4. It is with a great deal of shame that I admit that Meredith Grey and I had a common experience today: After I spent a good portion of the day trying to find a decision-maker for a patient with no family, I drove home thinking about the fact that I will likely one day be in critical condition and there will be no one to make decisions for me. I called one of my best friends, a single-mother doctor to let her know I may designate her to take on this job. Then I made the mistake of imagining the conversation the ICU team is going to have about me: "Well, she has designated some friend who lives in another state as a decision-maker. I don't think it's a partner or anything. My, what a sad situation." 

Note to anyone making medical decisions for me: When in doubt, withdraw care.

7 comments:

  1. (almost) Dr. McAwesomeFebruary 15, 2011 at 11:48 PM

    Aww, the attending holding the pagers! How sweet.

    ReplyDelete
  2. If it were not in my job description, I would never ever do it.

    ReplyDelete
  3. a Few comments:
    1) The GSO is not on your blog list?!? this is distressing.

    2) We spent the Saturday before Valentine's day together and not the actual day, right? For a second, I thought that Katy and I were your married straight friends (that you sat with on the couch and ate brownies with while watching the biggest loser) because that's how WE spent valentine's day too... then I remembered we aren't straight. (file it under feeble-mindedness)

    3) Lawrence Dai sent you an email?!? Isn't he the reason you started this blog? you are a superstar!

    ReplyDelete
  4. 1. I'll do it now
    2. True. You are not straight.
    3. I sent him one first. But it was definitely very nice.

    ReplyDelete
  5. Dude - I'll be your health care proxy. And then you can come live in our communal parenting household where you will be the second mom to our kid who also has a dad.
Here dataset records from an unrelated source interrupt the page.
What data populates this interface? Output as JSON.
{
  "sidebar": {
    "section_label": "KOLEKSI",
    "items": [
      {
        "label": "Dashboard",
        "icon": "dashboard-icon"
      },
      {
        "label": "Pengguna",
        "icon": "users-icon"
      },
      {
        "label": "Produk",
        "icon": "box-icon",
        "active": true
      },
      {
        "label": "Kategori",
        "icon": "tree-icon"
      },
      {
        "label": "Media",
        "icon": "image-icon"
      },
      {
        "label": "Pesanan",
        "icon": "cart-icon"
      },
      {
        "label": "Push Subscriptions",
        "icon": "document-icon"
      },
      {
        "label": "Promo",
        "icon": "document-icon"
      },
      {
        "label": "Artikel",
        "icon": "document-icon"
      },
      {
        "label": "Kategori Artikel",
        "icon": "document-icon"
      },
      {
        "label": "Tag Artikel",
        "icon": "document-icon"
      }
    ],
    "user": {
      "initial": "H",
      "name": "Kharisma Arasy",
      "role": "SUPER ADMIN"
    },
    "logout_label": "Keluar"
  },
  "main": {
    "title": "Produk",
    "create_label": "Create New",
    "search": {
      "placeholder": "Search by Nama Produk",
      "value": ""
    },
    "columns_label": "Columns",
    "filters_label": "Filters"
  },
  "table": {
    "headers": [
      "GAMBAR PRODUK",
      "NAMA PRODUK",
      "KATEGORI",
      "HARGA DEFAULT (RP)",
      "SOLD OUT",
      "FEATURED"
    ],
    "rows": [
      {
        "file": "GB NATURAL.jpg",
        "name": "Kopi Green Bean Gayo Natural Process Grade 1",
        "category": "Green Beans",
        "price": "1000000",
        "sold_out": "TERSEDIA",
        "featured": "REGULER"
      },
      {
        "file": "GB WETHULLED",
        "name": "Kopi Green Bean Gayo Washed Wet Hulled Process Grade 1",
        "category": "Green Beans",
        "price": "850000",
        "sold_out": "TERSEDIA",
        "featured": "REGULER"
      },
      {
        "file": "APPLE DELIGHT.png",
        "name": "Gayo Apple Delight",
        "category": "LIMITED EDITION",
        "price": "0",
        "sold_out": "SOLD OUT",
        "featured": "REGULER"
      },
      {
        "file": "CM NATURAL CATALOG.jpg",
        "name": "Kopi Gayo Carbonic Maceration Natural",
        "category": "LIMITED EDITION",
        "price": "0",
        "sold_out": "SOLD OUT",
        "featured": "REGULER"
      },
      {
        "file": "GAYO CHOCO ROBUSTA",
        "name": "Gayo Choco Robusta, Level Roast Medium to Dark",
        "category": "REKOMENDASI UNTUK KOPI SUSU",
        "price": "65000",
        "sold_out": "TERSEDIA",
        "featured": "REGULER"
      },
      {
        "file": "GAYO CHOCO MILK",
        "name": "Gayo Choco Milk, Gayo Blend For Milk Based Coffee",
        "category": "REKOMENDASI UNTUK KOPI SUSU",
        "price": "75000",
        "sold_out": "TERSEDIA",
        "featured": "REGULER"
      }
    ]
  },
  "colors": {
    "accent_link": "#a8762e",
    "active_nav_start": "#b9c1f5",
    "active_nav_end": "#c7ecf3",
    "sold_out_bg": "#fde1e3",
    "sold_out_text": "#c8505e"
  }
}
Then those critical care docs will just scratch their heads...

    ReplyDelete
  6. Honestly, it's incredibly tempting for many reasons, the least of which is what a much better house we could buy with our three salaries. Especially if you moved to ME and not the other way around! Of course, I'm planning to have a baby, too. I'll use a donor so we're not like those people on Big Love. Our kids will be weird siblings, yours blond and attractive and mine (not yet conceived) darker haired and a little bit FLK-ish.

    ReplyDelete
  7. My ex is an intensivist. I am am sooo single and so DNR...You plan on kids, so train them early to know where mommy keeps her advance medical directive.